Comparative effects of sodium channel blockers in short term rat whole embryo culture

- Study of the effect of sodium channel blocking drugs on embryonic heart function
- We used a modified method rat whole embryo culture with image analysis.
- The drugs tested caused a concentration dependent bradycardia and heart block.
- The effect of drugs acting on multiple ion channels is difficult to predict.
- This method may be used to detect cardiotoxicity in prenatal development.

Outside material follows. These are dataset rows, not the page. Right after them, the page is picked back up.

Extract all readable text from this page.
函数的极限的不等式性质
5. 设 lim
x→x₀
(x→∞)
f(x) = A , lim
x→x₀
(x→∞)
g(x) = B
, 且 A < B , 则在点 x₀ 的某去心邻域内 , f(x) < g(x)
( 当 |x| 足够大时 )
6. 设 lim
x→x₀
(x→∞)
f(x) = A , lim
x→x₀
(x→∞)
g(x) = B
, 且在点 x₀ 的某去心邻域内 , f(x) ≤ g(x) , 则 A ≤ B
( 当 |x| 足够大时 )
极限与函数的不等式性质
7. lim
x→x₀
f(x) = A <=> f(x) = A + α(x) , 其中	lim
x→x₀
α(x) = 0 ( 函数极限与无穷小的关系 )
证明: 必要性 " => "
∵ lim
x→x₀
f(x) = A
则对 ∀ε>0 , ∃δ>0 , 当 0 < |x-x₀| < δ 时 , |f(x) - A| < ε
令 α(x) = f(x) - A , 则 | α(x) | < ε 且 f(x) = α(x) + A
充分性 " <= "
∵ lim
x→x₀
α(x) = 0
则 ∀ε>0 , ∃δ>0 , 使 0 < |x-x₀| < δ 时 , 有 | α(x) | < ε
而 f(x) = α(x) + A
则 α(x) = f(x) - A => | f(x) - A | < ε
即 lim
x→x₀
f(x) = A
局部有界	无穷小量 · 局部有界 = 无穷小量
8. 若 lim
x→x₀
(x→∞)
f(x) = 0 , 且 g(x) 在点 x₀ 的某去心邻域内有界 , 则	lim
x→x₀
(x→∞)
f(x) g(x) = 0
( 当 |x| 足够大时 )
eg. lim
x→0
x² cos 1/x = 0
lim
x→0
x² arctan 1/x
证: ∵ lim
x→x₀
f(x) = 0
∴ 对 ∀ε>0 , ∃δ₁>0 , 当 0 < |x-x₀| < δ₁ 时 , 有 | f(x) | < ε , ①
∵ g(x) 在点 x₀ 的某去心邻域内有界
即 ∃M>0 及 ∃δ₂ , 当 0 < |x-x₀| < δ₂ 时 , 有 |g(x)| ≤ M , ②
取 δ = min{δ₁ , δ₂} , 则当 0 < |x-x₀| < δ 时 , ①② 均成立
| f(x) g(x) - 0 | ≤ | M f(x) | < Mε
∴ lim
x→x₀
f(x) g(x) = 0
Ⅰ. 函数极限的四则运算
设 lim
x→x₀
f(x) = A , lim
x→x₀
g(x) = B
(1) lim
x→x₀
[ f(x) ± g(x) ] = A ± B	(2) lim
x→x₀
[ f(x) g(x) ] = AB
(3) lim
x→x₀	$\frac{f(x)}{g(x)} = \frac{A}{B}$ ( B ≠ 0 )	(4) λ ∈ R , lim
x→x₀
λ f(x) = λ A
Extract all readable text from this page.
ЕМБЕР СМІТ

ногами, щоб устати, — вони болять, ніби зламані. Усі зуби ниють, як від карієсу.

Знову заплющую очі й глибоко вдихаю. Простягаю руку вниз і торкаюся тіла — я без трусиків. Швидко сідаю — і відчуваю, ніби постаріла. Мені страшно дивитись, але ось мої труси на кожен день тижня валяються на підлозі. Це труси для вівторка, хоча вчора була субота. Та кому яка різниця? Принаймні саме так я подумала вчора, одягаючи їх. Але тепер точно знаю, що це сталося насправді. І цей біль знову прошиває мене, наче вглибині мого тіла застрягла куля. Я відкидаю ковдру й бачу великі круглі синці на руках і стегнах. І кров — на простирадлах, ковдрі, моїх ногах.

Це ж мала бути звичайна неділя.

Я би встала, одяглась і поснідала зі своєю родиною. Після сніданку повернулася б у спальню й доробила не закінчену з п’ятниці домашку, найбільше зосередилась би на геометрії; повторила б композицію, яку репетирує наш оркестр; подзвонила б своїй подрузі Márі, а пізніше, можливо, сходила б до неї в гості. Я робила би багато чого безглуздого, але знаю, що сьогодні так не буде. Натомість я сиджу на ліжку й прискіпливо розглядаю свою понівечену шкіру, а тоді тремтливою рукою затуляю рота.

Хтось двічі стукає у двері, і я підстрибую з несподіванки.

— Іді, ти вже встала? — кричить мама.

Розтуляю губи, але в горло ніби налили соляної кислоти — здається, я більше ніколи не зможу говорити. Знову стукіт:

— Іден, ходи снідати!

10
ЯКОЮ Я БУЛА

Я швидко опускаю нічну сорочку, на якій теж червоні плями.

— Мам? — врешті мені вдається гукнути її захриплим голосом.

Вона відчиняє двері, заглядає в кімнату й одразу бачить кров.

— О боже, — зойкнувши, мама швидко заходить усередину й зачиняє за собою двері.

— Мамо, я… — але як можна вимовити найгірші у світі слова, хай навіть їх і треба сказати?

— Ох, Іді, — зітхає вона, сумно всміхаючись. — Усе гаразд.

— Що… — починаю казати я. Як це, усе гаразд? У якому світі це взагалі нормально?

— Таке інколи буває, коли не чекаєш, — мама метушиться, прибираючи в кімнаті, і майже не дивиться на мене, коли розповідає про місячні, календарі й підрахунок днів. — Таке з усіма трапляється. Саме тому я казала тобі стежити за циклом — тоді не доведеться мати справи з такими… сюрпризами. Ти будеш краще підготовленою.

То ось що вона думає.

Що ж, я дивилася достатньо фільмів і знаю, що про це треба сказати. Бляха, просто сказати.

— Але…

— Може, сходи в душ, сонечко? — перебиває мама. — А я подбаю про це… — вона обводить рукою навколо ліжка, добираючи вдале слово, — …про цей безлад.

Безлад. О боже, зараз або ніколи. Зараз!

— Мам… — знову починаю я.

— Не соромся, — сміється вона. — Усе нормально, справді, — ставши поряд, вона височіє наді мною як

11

This study was undertaken to examine the effect on the rat embryonic heart of two experimental drugs (AZA and AZB) which are known to block the sodium channel Nav1.5, the hERG potassium channel and the l-type calcium channel. The sodium channel blockers bupivacaine, lidocaine, and the l-type calcium channel blocker nifedipine were used as reference substances. The experimental model was the gestational day (GD) 13 rat embryo cultured in vitro. In this model the embryonic heart activity can be directly observed, recorded and analyzed using computer assisted image analysis as it responds to the addition of test drugs. The effect on the heart was studied for a range of concentrations and for a duration up to 3 h.The results showed that AZA and AZB caused a concentration-dependent bradycardia of the embryonic heart and at high concentrations heart block. These effects were reversible on washout. In terms of potency to cause bradycardia the compounds were ranked AZB > bupivacaine > AZA > lidocaine > nifedipine. Comparison with results from previous studies with more specific ion channel blockers suggests that the primary effect of AZA and AZB was sodium channel blockage.The study shows that the short-term rat whole embryo culture (WEC) is a suitable system to detect substances hazardous to the embryonic heart.